There were a few things that made me feel the quality was lacking in this movie. In one scene Tex refers to “the kid” before any kid has been mentioned or seen. In the next scene Tuscon and Lullaby meet Tommy (Sammy McKim). A scene must have been edited from the film or the scenes were edited out of order. Another thing that is really minor but noticeable is the lack of development of the main bad guys, Payne and Hartley (William Royle and Perry Ivins). They are taking/giving orders throughout the movie, but they never come across as really strong villains.

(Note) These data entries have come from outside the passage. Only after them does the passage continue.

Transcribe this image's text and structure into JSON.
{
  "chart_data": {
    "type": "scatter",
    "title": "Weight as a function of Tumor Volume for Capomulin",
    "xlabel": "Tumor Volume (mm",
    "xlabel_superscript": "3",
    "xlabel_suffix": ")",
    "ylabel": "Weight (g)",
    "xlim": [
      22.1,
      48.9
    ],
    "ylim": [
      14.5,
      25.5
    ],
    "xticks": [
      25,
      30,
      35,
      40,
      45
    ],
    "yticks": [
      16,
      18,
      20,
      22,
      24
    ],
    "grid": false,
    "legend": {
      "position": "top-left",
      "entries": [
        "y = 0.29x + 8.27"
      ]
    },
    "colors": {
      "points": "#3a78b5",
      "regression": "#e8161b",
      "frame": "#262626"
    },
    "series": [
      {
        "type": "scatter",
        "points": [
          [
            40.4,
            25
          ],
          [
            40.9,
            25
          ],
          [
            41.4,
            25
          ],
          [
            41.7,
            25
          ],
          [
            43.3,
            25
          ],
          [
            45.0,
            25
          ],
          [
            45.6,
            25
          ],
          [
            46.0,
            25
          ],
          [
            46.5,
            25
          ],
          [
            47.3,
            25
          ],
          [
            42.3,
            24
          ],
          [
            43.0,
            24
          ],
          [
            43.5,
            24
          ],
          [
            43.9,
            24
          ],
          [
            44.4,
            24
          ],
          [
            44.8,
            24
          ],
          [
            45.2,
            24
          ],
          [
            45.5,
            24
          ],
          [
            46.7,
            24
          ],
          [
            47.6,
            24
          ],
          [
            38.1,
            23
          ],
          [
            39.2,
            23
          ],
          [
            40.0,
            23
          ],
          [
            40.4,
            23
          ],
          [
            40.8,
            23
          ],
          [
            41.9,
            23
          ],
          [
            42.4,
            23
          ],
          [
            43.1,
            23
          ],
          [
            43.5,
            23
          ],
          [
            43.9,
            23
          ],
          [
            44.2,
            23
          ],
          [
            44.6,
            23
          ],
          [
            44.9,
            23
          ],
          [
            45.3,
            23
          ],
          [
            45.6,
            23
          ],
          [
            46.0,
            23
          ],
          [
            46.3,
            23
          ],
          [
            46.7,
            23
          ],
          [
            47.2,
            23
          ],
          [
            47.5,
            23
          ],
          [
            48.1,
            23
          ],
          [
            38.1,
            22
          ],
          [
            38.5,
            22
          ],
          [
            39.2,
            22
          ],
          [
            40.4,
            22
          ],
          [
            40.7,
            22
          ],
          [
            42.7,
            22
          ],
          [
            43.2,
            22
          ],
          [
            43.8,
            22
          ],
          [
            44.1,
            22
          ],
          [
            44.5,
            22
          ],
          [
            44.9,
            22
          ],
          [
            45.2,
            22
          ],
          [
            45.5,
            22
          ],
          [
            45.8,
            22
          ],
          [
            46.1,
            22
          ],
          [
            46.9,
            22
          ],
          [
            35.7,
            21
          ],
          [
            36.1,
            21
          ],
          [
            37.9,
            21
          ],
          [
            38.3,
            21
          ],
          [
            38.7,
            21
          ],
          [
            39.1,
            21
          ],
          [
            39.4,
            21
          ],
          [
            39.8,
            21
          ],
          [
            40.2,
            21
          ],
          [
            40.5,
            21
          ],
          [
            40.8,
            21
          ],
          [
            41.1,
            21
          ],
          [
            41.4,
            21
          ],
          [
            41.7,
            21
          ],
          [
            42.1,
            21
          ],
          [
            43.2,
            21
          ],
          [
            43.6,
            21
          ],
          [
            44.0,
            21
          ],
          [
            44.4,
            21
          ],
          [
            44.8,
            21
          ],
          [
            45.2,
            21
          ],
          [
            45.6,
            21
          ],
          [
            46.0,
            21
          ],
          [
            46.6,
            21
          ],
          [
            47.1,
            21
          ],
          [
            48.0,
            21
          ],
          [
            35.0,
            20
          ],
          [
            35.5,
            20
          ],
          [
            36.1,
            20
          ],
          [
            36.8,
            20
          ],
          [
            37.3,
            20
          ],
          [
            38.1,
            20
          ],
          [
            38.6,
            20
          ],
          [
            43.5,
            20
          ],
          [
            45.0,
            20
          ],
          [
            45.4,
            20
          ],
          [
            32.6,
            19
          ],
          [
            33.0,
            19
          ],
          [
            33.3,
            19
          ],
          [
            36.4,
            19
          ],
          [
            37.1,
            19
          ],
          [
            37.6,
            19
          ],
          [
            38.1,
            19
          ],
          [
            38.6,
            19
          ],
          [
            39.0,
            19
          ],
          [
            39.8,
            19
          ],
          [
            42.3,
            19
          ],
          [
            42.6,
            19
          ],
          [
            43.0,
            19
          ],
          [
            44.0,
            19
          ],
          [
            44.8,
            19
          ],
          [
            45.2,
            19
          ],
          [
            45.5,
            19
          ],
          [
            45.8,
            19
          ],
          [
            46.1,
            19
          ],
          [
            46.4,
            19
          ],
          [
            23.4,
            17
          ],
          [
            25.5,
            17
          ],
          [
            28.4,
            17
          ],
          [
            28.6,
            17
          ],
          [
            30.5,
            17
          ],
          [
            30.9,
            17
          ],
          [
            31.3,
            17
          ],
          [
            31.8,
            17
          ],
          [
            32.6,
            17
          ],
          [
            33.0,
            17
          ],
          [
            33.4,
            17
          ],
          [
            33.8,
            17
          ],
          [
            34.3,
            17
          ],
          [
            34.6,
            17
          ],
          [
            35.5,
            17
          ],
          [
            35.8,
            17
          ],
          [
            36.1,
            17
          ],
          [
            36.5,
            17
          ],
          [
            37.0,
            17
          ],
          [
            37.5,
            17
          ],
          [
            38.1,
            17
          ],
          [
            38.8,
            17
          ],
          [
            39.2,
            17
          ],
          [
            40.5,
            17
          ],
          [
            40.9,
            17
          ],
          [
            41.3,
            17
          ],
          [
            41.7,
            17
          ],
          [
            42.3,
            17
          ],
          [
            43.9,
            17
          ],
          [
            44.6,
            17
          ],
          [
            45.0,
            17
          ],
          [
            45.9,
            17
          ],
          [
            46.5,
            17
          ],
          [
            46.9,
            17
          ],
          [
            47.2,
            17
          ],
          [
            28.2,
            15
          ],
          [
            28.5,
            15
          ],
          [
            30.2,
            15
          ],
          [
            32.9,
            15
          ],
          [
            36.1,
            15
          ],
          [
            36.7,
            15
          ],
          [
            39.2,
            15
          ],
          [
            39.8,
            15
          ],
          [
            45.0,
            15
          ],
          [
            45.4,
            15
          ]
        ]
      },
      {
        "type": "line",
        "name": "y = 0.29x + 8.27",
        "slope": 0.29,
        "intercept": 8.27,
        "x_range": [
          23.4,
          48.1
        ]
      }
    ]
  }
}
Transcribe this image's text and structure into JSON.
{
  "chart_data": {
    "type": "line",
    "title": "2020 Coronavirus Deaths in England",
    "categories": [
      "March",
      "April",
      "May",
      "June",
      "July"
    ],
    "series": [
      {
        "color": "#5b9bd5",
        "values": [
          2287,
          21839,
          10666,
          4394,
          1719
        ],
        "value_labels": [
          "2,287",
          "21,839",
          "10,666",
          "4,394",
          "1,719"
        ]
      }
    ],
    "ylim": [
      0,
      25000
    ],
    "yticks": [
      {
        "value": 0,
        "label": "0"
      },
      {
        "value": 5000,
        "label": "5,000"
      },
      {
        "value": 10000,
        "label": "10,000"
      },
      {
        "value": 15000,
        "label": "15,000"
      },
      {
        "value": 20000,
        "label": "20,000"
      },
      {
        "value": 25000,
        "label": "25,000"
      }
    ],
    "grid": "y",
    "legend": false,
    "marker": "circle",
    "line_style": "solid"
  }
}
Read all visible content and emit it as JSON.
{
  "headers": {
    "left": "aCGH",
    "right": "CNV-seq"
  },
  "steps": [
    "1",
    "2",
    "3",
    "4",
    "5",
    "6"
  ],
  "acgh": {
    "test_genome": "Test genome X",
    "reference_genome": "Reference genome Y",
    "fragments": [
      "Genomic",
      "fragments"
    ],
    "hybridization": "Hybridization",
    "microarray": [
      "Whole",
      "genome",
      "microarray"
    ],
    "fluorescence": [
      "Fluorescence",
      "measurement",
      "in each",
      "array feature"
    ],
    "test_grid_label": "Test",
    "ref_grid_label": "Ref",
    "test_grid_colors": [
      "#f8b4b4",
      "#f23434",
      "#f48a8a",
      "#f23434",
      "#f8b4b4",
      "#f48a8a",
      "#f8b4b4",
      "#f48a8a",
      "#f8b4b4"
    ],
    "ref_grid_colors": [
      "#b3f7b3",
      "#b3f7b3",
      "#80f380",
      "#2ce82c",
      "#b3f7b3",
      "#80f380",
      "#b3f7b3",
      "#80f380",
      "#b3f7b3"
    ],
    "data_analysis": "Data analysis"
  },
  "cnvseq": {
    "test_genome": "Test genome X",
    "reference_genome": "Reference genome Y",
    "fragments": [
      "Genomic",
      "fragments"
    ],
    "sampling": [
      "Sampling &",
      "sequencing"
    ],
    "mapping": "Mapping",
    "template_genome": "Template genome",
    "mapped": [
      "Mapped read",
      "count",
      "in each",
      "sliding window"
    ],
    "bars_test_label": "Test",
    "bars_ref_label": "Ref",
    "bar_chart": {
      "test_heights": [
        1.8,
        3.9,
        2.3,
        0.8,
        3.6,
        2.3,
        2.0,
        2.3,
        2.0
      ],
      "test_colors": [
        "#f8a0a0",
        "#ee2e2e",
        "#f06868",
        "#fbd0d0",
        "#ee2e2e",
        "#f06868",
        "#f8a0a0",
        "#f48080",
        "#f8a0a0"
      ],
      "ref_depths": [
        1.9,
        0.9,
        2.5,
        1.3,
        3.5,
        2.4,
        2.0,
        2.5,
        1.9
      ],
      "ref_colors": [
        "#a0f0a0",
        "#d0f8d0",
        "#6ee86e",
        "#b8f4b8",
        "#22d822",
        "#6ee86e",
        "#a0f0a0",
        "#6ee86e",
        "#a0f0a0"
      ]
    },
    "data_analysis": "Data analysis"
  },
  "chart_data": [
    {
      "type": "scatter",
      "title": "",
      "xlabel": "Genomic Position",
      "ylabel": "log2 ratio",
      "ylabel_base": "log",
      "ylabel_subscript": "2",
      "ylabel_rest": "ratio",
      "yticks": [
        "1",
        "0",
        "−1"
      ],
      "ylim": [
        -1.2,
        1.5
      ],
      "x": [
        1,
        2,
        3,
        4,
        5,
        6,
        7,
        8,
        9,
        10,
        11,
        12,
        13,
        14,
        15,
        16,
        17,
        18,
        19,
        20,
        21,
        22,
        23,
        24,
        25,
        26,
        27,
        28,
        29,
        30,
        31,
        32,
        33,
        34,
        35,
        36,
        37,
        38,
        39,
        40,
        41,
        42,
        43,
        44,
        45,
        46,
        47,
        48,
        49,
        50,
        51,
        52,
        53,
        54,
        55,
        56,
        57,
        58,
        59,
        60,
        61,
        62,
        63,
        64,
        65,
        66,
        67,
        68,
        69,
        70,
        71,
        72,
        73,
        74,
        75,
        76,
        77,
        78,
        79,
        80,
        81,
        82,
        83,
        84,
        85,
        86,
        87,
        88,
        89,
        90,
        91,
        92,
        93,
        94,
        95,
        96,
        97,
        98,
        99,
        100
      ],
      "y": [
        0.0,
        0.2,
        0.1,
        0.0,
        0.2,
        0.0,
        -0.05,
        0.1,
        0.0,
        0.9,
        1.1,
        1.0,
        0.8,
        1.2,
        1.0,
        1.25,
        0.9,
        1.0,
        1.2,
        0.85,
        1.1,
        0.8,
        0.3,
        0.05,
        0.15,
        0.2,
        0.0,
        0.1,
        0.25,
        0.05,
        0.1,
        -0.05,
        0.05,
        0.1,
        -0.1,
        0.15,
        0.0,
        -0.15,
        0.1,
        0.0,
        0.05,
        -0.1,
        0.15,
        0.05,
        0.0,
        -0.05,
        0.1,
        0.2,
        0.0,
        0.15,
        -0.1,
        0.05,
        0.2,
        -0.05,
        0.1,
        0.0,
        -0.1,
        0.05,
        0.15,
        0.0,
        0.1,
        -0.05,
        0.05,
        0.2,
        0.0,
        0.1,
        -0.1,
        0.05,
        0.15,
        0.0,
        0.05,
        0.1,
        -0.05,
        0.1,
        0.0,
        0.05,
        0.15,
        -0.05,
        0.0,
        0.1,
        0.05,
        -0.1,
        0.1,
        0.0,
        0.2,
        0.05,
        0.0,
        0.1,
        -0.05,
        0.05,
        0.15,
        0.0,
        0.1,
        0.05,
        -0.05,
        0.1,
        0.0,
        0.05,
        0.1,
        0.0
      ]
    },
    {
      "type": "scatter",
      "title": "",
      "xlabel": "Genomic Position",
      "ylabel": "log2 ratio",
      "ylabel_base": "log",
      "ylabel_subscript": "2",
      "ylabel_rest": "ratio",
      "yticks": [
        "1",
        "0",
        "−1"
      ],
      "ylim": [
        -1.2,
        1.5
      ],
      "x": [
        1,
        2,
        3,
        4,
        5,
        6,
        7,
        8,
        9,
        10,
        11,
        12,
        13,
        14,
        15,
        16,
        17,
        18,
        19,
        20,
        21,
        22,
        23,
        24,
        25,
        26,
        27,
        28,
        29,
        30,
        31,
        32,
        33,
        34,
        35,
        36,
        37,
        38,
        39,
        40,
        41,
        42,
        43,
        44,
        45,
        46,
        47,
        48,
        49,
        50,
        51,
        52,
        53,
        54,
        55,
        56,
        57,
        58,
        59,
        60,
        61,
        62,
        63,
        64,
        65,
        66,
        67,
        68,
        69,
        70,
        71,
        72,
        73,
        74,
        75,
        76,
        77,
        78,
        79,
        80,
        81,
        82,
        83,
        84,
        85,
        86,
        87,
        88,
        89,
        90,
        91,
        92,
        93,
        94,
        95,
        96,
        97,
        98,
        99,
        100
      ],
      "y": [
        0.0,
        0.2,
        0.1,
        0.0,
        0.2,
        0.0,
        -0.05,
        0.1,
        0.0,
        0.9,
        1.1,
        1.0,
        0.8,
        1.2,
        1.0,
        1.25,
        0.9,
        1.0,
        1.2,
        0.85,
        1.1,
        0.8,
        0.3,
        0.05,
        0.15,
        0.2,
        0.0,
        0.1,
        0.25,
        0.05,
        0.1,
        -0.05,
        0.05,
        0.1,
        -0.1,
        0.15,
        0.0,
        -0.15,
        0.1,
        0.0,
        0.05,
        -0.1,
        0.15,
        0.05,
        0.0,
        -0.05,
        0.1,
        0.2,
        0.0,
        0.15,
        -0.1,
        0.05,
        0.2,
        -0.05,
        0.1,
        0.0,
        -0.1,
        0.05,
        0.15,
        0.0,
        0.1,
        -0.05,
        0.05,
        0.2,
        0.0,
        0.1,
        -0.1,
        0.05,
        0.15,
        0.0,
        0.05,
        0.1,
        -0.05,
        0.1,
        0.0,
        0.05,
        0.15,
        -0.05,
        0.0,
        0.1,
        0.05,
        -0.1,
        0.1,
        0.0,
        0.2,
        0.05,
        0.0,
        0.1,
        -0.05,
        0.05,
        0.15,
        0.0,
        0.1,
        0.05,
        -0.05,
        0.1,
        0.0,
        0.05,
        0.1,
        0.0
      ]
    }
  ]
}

The last thing to complain about is something that I perhaps should not mention, but it was significant. Red River Range recycles a plot element that I remembered from a Gene Autry movie, Public Cowboy No. 1 which was released in 1937. In that movie the cattle rustlers butchered the cattle on the range, buried the hides and waste, and moved the beef out in refrigerated trucks. That is repeated in this Mesquiteers adventure. Complaining about re-using plot elements in a B western may be a bit like complaining about 14 shots coming from a six shooter without reloading, but what seemed to be an original twist on cattle rustling in one movie reeked of plagiarism in the next. To be fair to Red River Range there is a plot element that I have not yet seen anywhere else. Vacationers at a dude ranch are taken out to rustle cattle as part of the everyday activities without knowing that they are helping real cattle rustlers.

Perhaps I have nitpicked too much because over all Red River Range is worth viewing.

When They Ask For Three Mesquiteers, They Get Three Mesquiteers

One of the more enjoyable entrées in the Three Mesquiteers series is Red River Range which finds the boys working as government agents to stop some cattle rustling.

Unbeknownst to John Wayne, Ray Corrigan, and Max Terhune the meatpacking industry has hired its own agent, Kirby Grant, to get a line on the rustling. That in itself was an interesting aspect of this film, the inflation of meat prices as a result of cattle rustling. One never does think of the economic hurt, those rustlers cause.

Kirby’s cover is blown before he can infiltrate and folks in the Red River country already know the Mesquiteers are coming. So Wayne and Grant switch places and Wayne poses as an escaped killer.

The focus of the investigation is a dude ranch where some mighty strange goings on are occurring. Can’t reveal what the scheme, but I assure viewers it’s a lulu.

A bit more comedy than usual in this film in the person of old vaudevillian Polly Moran, an amazonian tourist at the dude ranch with eyes on the Duke. Good thing the investigation was over as soon as it was because who knows what John Wayne might have had to do to keep his cover.